Nach den verehrenden Ereignissen in Japan und der 180°-Energiewende der schwarz-gelben Regierungskoalition ist das Ende der Atomkraft in Deutschland (vorläufig) besiegelt.
Doch der Castor wird noch einige Jahre weiterrollen. Mit caSTO(r)PP wird man das zwar auch nicht verhindern können, aber man kann zumindest nachfühlen, wie es wäre, wenn die Demonstrationen tatsächlich Erfolg hätten.
Die Folgen von Fukushima
Zu Beginn des Spiels war ich sehr skeptisch, denn nach wie vor sind die Castortransporte ein “heißes Eisen”. Tausende Menschen treibt es in regelmäßigen Abständen auf die Schienen, um gegen den Atommülltransport zu demonstrieren.
Nicht nur die Verbringung des radioaktiven Abfalls ist dabei Gegenstand der Kritik, sondern vor allem die Einlagerung in der Nähe von bewohnten Gebieten – von etwaigen Schäden an der Natur mal ganz abgesehen.
Im Fokus des Protests steht dabei auch die zweifelhafte Qualität der Lagerorte sowie die Frage, welche Protestarten legitim sind und welche nicht. Auch ist das Spannungsverhältnis zwischen Exekutive und Demonstranten ein regelmäßiges Thema: Was darf der Staat und was nicht? Welches Vorgehen der Polizei ist zu dulden und was ist illegitim?
Ein Wettlauf gegen die Zeit
Wer nun glaubt, dass derlei kontroverse Fragen Gegenstand des Spiels sind, der irrt. Obgleich es interessant gewesen wäre, diese aufzugreifen, ist die hier vorliegende Spielmechanik deutlich unkomplizierter. Im Grunde ist das Spielprinzip nicht neu: Die Spieler müssen ein bestimmtes Ziel erreichen und sollen dabei diverse Hürden überwinden. Wer nun auf Ereigniskarten oder Ähnliches gehofft hat, den muss ich leider enttäuschen – es handelt sich um ein reines Würfel-Brettspiel.

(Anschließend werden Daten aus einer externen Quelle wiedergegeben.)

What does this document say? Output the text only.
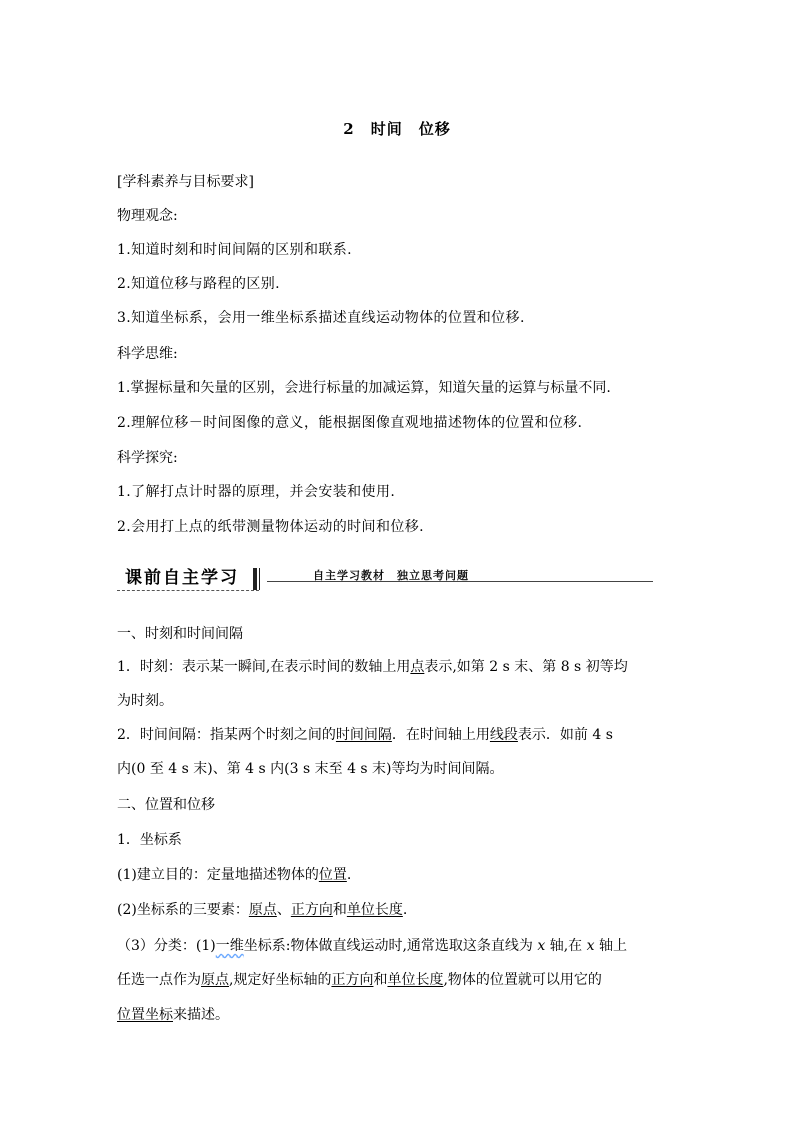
2 时间　位移
[学科素养与目标要求]
物理观念:
1.知道时刻和时间间隔的区别和联系.
2.知道位移与路程的区别.
3.知道坐标系，会用一维坐标系描述直线运动物体的位置和位移.
科学思维:
1.掌握标量和矢量的区别，会进行标量的加减运算，知道矢量的运算与标量不同.
2.理解位移－时间图像的意义，能根据图像直观地描述物体的位置和位移.
科学探究:
1.了解打点计时器的原理，并会安装和使用.
2.会用打上点的纸带测量物体运动的时间和位移.
课前自主学习	自主学习教材　独立思考问题
一、时刻和时间间隔
1．时刻：表示某一瞬间,在表示时间的数轴上用点表示,如第 2 s 末、第 8 s 初等均
为时刻。
2．时间间隔：指某两个时刻之间的时间间隔．在时间轴上用线段表示．如前 4 s
内(0 至 4 s 末)、第 4 s 内(3 s 末至 4 s 末)等均为时间间隔。
二、位置和位移
1．坐标系
(1)建立目的：定量地描述物体的位置.
(2)坐标系的三要素：原点、正方向和单位长度.
（3）分类：(1)一维坐标系:物体做直线运动时,通常选取这条直线为 x 轴,在 x 轴上
任选一点作为原点,规定好坐标轴的正方向和单位长度,物体的位置就可以用它的
位置坐标来描述。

Zwar gibt es “Ereignisfelder” mit unterschiedlicher Bedeutung, doch beschränkt sich deren Funktion auf das Geben einfacher Anweisungen (zurück zum Start, Nutzen einer Abkürzung, Antreten eines Rückzuges, Vorrücken des Castortransporters). Spielziel ist es, vor der radioaktiven Fracht (die sich langsam aber stetig fortbewegt), das Endlager zu erreichen und damit den erfolgreichen Transport zu verhindern.
Zwar spielt jeder für sich, dennoch eint das gemeinsame Ziel alle Spieler. Ein klassisches Gegeneinander gibt es in dem Sinne nicht, obgleich es durchaus ein Ansporn sein kann, vor den Anderen am Endlager zu sein.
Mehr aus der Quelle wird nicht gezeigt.